The life of Ramakrishna Paramahamsa ‘enables us to see God face to face’, Gandhiji wrote.
Similarly, when someone in his circle was distraught, the Mahatma sent him to spend time at the Ashram of Ramana Maharshi.
Such was their stature and influence.
The Paramahamsa and the Maharshi have been among the greatest spiritual figures of our country.
They have transformed the lives of and have been a solace to millions. Moreover, in our tradition, words of such mystics are regarded as conclusive.
They have evidentiary status: if they say there is a soul, there is; if they say there is life-after-death or reincarnation, there is.
Their peak, mystic experience is what we yearn to have, even just once.
But what if several of the experiences they had - the feeling that someone higher is present next to them, the feeling that they are floating above their body, looking down at it; the ‘near-death experience’; the ecstasy; the visions - occur in other circumstances also?
Should we think again about their experiences when these occur as points in the brain are stimulated with an electrode during surgery?
What if they can be recreated in a laboratory non-invasively? When they occur to ordinary persons placed in extraordinary circumstances?
Did the experiences occur from some ailment?
As was alleged in the case of Sri Ramakrishna?
From some ‘madness’, which he feared he had?
From the fits that Sri Ramana said he used to have?
What of the experiences of devotees?
Seeing the Master where he wasn’t?
Seeing the Master, feeling his presence, after he had passed away?
Are these hallucinations?
Or do they testify to the Master’s divinity?

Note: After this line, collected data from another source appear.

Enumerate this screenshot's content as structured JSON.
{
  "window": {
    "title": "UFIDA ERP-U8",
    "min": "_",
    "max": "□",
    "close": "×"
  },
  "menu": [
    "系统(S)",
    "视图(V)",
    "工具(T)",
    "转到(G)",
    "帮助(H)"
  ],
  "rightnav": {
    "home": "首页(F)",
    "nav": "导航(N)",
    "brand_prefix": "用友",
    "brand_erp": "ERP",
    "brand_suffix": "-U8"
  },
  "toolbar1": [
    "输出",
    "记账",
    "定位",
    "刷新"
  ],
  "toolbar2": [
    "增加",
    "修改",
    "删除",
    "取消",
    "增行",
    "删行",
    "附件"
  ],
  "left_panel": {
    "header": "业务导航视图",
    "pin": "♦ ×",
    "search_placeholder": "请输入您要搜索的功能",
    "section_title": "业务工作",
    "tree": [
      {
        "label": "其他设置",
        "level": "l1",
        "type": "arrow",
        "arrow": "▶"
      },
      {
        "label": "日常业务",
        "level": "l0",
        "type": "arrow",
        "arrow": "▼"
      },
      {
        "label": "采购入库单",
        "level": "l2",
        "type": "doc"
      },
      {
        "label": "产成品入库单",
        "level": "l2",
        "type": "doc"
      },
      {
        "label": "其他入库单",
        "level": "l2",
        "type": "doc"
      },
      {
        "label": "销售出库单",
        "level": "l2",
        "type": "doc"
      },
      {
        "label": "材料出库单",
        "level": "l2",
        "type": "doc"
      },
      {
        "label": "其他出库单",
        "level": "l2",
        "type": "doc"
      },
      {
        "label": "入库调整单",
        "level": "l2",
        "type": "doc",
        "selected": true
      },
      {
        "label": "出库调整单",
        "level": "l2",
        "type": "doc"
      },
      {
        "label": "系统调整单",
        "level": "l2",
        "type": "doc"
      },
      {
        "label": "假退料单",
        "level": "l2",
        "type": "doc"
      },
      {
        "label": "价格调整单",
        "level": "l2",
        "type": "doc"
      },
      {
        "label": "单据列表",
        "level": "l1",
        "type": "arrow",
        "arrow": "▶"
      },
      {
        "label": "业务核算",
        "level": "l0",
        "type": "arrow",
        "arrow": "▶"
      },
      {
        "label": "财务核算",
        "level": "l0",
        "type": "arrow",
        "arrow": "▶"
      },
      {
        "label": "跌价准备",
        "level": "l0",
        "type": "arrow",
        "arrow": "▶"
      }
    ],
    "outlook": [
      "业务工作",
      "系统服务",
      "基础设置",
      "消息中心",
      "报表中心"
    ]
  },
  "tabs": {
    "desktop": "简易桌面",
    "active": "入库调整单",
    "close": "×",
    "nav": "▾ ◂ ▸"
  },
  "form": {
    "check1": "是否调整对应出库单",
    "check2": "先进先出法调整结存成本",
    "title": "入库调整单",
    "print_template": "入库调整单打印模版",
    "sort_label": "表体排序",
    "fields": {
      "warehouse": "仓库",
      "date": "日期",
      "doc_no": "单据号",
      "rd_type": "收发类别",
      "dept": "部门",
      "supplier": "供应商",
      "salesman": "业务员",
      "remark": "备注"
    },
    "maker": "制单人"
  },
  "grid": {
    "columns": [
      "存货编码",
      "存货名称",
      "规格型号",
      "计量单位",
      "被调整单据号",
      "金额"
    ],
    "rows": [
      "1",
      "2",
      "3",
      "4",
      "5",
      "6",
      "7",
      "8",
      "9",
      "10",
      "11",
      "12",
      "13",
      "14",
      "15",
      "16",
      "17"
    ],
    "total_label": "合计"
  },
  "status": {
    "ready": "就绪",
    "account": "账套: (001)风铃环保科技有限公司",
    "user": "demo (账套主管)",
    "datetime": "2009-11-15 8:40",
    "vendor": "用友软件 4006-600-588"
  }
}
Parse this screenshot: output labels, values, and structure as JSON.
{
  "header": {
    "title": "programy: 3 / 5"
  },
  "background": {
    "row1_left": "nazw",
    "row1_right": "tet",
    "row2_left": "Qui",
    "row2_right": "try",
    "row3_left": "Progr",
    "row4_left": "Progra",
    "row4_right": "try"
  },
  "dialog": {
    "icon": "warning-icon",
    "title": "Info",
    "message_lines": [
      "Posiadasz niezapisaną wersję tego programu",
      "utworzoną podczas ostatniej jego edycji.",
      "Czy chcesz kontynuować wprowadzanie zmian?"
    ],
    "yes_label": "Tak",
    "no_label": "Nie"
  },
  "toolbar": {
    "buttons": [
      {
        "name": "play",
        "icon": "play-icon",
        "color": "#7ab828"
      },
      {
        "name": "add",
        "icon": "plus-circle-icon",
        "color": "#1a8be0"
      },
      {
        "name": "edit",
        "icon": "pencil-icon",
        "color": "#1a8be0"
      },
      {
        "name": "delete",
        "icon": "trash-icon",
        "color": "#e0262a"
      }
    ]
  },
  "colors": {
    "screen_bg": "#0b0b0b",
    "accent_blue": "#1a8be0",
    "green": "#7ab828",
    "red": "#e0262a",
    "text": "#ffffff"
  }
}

How would conclusions about their experiences affect their teaching?
That the world and everything in it is ‘unreal’?
In the light of their pristine example, how should we view and what should we do about the godmen and gurus who control vast financial and real estate empires today, to whom lakhs flock?
Are they the saints they set themselves up to be or just marketers?
With the diligence and painstaking research that mark all his work, Arun Shourie probes these questions in the light of the recent breath-taking advances in neuroscience, as well as psychology and sociology.
The result is a book of remarkable rigour: an examination - and ultimately reconciliation - of science and faith as also of seemingly antagonistic, irreconcilable worldviews.
Ratings
Goodreads Rating - 3.8 out of 5 ( 10 Ratings , 1 Review - As on July 20 2017)
My Rating: 3 out of 5
My Comments:A rather convincing scientific explanation of the mystic experiences of the two saints - Sri Ramakrishna and Sri Ramana Maharshi - without doubting their sincerity and the solace they brought to their countless devotees.
The explanation is supported by very scholarly and dry details of the neurological studies conducted on the mind by various scientists.
Unless read with an open mind, this book may hurt the sentiments of some hard-core devotees of these saints.
I would have rated this book higher if only the narration was more interesting and understandable.
I found it rather boring and abstruse in many sections.
Inspite of this shortcoming, I would recommend this book to everyone who are curious to know why mystical experiences happen in some people.